Teslimiyet, Tevekkül ve Rıza
'Allah katında din İslam'dır.' (Al-i İmran, 19).
Her iki kısmı da anlaşılması dikkat gerektiren bir ayet-i kerimedir bu! Önce 'Allah'ın katı' diye çevrilen 'indellah' tabirine dikkatle bakmak, muhayyilenin zihne getirdiği yanılsamalardan uzaklaşarak işin gerçeğine doğru yol yürümek lazımdır. Kuran-ı Kerim'de bu anlama gelen çeşitli tabirler vardır: Allah'tan veya O'nun ledünnünden gibi tabirler genellikle bu anlamda yorumlanır.
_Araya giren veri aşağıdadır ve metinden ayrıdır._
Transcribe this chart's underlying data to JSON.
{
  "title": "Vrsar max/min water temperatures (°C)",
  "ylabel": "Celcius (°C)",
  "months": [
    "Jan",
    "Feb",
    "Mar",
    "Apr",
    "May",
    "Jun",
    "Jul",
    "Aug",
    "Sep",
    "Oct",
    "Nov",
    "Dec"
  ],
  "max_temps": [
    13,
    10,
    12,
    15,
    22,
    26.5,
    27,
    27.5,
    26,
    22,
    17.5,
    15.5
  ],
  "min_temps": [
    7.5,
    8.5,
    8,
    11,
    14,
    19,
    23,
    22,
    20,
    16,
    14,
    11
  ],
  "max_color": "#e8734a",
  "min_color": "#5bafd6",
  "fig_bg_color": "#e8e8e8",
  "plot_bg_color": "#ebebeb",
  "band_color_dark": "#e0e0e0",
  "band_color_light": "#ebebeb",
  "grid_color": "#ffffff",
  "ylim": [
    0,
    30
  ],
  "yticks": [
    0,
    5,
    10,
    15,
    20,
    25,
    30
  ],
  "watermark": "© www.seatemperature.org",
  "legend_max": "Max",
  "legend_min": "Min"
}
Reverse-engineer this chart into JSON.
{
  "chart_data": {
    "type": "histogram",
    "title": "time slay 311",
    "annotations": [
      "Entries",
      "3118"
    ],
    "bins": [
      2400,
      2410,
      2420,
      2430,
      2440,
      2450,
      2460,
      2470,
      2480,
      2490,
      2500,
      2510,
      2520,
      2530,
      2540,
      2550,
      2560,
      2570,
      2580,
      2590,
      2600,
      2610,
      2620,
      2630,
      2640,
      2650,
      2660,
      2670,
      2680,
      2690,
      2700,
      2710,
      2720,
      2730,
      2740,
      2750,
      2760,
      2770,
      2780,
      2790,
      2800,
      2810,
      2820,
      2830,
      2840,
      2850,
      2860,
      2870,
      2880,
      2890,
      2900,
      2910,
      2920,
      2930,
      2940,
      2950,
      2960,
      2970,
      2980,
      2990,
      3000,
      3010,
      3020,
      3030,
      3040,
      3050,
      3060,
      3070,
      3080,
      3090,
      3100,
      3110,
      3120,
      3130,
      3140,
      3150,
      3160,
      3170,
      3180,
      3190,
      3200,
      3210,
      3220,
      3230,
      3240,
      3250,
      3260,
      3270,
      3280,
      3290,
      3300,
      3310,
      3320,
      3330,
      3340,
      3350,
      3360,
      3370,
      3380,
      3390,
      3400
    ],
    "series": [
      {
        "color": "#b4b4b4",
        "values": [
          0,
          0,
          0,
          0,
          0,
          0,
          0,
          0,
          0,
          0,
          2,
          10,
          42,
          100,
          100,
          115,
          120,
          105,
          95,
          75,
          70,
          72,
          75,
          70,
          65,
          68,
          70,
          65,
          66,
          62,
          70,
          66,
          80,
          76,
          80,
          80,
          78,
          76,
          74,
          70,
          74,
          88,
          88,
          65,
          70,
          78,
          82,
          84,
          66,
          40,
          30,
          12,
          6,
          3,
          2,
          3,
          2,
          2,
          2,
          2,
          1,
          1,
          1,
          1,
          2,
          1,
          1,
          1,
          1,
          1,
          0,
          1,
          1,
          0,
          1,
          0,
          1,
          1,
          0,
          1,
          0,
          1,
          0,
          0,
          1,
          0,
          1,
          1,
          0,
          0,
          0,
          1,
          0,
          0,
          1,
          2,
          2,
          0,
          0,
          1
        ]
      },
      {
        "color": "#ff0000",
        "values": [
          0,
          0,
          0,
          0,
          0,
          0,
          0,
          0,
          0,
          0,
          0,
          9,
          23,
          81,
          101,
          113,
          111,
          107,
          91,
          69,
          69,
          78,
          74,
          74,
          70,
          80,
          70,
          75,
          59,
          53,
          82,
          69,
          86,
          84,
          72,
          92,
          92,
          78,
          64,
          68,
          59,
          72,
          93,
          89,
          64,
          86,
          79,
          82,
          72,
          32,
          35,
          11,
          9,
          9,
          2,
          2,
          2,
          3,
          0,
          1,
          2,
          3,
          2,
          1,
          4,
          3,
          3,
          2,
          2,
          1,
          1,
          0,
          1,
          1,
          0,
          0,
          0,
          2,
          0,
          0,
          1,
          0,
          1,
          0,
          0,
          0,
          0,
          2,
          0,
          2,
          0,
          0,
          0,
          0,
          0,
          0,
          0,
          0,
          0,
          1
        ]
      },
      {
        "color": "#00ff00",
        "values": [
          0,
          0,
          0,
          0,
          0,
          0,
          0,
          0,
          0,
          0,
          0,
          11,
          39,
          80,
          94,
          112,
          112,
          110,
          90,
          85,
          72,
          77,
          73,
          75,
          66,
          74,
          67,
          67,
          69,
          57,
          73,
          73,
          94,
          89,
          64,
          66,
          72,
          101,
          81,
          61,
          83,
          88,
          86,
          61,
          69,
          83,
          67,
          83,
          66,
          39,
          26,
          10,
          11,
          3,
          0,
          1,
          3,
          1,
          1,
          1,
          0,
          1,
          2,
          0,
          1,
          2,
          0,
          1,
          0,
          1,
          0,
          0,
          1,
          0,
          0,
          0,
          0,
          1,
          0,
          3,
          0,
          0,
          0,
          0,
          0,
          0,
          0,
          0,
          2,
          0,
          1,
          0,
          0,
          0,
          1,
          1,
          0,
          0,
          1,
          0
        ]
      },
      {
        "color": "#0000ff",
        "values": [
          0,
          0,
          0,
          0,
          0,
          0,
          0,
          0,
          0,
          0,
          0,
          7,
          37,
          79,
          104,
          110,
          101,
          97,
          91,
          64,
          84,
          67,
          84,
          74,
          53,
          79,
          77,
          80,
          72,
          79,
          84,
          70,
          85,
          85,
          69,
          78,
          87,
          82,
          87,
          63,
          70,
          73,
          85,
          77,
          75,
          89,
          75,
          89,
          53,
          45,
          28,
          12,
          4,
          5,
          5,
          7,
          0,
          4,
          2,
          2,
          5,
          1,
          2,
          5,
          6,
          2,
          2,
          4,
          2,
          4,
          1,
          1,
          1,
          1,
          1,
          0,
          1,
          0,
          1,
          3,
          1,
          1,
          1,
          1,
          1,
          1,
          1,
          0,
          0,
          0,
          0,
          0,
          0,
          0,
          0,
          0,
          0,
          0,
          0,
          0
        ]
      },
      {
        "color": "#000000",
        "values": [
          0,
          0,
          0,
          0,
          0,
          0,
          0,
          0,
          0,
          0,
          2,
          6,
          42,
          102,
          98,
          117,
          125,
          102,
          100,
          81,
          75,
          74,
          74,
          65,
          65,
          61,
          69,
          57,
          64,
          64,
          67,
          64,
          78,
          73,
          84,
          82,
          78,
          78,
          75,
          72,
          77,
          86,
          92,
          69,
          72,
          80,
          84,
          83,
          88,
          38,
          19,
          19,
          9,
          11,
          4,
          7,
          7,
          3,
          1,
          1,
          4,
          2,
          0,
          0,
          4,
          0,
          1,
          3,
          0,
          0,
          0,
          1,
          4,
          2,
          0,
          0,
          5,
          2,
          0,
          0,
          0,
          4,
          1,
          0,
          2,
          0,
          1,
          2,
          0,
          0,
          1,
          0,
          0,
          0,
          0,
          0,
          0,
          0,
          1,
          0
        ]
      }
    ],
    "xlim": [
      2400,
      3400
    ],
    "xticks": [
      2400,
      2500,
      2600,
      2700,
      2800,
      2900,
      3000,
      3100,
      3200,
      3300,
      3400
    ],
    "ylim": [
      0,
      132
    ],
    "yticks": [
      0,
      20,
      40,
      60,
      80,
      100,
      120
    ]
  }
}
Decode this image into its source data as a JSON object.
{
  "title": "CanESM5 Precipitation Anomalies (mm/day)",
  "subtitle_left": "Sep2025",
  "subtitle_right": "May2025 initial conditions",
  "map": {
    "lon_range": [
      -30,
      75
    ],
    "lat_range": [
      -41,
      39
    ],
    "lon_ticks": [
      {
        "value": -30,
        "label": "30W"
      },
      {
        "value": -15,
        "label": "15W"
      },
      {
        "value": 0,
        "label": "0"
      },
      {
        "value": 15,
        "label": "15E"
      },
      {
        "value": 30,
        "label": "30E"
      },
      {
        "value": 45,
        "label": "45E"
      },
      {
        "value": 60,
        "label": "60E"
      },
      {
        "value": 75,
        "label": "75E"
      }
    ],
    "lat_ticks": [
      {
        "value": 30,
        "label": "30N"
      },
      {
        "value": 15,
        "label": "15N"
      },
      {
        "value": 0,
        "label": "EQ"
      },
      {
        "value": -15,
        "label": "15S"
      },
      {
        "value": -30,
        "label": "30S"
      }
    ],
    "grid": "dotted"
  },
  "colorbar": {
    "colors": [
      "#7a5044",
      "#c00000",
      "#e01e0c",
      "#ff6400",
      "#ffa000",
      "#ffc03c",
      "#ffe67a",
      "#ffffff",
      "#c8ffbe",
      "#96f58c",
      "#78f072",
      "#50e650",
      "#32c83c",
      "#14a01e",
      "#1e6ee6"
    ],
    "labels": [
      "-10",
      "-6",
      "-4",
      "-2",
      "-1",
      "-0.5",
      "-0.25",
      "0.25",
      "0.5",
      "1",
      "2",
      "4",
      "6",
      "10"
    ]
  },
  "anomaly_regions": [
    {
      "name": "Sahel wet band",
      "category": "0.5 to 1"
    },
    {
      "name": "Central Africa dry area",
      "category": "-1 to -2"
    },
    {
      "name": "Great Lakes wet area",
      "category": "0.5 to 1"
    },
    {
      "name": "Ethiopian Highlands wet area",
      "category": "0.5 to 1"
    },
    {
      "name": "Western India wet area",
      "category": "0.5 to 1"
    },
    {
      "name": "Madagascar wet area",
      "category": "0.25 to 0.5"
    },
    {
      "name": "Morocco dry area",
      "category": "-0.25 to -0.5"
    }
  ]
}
Kast edilen Allah'a göre, Allah için veya Allah'tan gelen bilgiye göre olabilir. Bu durumda Allah katında demek, Allah'ın makbul sayacağı demek olabileceği gibi Allah katından gelen ve insanlara tebliğ edilen de olabilir. Bu anlam doğru ise 'Allah katında' demek, Allah'tan gelen ve insanların kendisiyle yükümlü kılındığı din İslam'dır demektir veya Allah'ın insanlardan kabul edebileceği dindarlık İslam'dır gibi yorumlanabilir.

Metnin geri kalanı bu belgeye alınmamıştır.